Ethnic style in fashion is an important, yet somewhat neglected, area of fashion studies. As fashion continues adjusting to the multicultural condition, both within each Western nation and at the transnational level, ethnic style provides a particularly rich and diverse field of study- one that is likely to produce major future developments in fashion theory.
The second wave of ethnic fashion came in the late 1960s with such representatives in haute couture as Yves Saint Laurent, Kenzo, and Sonia Rykiel.
Also in this period, ethnic style was associated with transcendence of conventions, thereby allowing perceived deeper sensual qualities to be expressed.
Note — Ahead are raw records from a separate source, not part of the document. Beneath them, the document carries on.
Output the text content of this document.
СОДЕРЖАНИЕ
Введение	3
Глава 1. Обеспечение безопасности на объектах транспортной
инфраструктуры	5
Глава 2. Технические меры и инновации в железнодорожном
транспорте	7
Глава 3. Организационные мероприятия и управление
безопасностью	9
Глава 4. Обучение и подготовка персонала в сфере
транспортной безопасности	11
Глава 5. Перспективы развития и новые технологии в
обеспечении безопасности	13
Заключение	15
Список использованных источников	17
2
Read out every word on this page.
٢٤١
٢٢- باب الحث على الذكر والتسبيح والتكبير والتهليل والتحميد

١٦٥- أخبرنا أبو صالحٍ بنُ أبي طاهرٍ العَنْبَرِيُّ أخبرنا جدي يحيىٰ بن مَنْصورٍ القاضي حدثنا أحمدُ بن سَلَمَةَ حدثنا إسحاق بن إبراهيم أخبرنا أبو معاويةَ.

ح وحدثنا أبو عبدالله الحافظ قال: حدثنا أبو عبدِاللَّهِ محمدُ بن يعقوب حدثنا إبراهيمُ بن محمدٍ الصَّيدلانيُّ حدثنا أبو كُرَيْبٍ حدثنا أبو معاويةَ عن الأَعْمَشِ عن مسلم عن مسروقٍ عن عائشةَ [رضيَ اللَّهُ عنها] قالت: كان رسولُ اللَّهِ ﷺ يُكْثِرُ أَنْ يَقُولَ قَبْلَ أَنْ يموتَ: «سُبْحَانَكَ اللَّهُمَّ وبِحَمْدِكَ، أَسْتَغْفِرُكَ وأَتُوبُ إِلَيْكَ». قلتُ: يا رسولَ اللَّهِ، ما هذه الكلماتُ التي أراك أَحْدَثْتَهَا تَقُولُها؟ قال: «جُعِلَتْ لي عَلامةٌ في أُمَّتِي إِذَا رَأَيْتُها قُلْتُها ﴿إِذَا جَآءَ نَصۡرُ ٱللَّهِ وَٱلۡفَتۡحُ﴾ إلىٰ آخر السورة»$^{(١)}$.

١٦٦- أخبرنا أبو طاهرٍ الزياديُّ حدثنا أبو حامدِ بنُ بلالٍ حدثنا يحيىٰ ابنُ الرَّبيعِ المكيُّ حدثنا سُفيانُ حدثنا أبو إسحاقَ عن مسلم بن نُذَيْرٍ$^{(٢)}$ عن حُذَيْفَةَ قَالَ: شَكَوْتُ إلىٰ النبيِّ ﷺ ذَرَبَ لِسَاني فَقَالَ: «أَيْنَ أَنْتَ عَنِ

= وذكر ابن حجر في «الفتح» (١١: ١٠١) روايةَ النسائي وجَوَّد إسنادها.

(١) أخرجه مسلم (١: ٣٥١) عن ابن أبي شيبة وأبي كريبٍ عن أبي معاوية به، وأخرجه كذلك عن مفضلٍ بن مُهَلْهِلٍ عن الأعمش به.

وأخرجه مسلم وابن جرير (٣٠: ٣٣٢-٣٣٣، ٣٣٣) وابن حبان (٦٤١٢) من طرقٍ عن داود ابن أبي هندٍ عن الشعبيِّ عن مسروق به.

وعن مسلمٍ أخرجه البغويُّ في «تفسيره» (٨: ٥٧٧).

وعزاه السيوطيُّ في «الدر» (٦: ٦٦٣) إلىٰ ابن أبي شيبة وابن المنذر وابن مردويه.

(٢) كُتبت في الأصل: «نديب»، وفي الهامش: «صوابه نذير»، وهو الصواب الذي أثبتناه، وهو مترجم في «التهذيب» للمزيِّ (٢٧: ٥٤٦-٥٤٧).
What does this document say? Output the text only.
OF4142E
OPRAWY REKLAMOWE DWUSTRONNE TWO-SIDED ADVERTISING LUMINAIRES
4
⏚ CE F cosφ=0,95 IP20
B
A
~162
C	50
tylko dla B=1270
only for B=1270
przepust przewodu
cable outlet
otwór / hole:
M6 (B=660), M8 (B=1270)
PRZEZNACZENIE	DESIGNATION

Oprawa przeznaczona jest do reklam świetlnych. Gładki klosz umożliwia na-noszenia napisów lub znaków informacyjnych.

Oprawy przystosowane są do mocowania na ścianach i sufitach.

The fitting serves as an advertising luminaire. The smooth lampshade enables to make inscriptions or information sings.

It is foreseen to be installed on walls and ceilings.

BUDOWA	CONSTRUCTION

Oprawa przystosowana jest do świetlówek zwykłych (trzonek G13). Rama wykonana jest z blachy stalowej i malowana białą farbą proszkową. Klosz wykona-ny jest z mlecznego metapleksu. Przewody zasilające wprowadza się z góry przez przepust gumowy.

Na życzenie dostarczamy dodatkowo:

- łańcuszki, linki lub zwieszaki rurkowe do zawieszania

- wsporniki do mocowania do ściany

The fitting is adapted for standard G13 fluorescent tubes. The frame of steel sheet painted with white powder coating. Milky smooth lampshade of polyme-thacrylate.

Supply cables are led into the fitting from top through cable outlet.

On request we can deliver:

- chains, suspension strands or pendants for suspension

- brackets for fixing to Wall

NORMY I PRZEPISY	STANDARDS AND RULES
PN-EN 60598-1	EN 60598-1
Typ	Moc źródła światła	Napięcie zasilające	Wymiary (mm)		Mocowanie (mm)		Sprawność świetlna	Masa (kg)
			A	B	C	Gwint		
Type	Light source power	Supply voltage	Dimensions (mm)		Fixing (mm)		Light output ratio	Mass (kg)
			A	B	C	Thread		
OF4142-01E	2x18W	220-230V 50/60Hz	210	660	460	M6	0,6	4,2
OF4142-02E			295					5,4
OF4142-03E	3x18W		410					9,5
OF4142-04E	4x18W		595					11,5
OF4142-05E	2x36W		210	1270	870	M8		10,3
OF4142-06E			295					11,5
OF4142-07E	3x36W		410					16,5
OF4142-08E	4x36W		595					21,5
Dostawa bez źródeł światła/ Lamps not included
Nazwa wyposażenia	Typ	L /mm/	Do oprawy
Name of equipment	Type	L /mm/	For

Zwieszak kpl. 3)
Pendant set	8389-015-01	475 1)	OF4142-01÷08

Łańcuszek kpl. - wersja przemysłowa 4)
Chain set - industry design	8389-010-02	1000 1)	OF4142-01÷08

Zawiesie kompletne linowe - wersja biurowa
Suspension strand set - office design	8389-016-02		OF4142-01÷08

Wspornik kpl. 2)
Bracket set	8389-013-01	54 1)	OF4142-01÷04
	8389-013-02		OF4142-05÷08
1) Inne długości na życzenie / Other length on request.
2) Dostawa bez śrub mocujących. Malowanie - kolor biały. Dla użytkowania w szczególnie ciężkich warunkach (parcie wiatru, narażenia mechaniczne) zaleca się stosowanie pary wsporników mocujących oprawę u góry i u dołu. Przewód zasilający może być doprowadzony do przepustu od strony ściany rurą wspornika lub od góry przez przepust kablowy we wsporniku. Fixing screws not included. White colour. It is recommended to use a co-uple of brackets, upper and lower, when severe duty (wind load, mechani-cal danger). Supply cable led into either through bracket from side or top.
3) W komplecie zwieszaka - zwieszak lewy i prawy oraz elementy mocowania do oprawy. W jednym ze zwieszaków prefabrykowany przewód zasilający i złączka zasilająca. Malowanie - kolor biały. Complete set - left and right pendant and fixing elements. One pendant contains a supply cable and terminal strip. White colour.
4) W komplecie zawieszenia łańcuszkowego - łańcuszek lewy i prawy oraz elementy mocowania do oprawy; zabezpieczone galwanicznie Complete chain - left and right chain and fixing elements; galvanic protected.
The philosopher Hélène Cixous said about a jacket by Sonia Rykiel, and by implication about ethnic fashion as such: "A garment which is not a noisy manifestation of the street, but a fine manifestation of the world" (p. 97). She adds, "The dress doesn't separate the inside from the outside, it translates, sheltering" (p. 98)
Looking at clothes design in a stricter sense, ethnic styles were an important element in the intense experimentation with female dress in the first decades of the twentieth century.
Paul Poiret adapted the lines and silhouette of the Japanese kimono to contemporary dresses, and a few years later, he picked Middle Eastern inspiration to a sultan-and-harem mode of loose garments and bold color combinations.
Mariano Fortuny combined inspiration from contemporary Middle Eastern clothing and European art, especially Italian renaissance, in pleated dresses that follow the lines of the body.
His artistic dresses connote both timelessness-they are not made for special occasions or age brackets and are beyond the seasonal changes of fashion-and femininity that comes "from within", in the sense that it is less formal and less manifestly visible than the conventional gender code.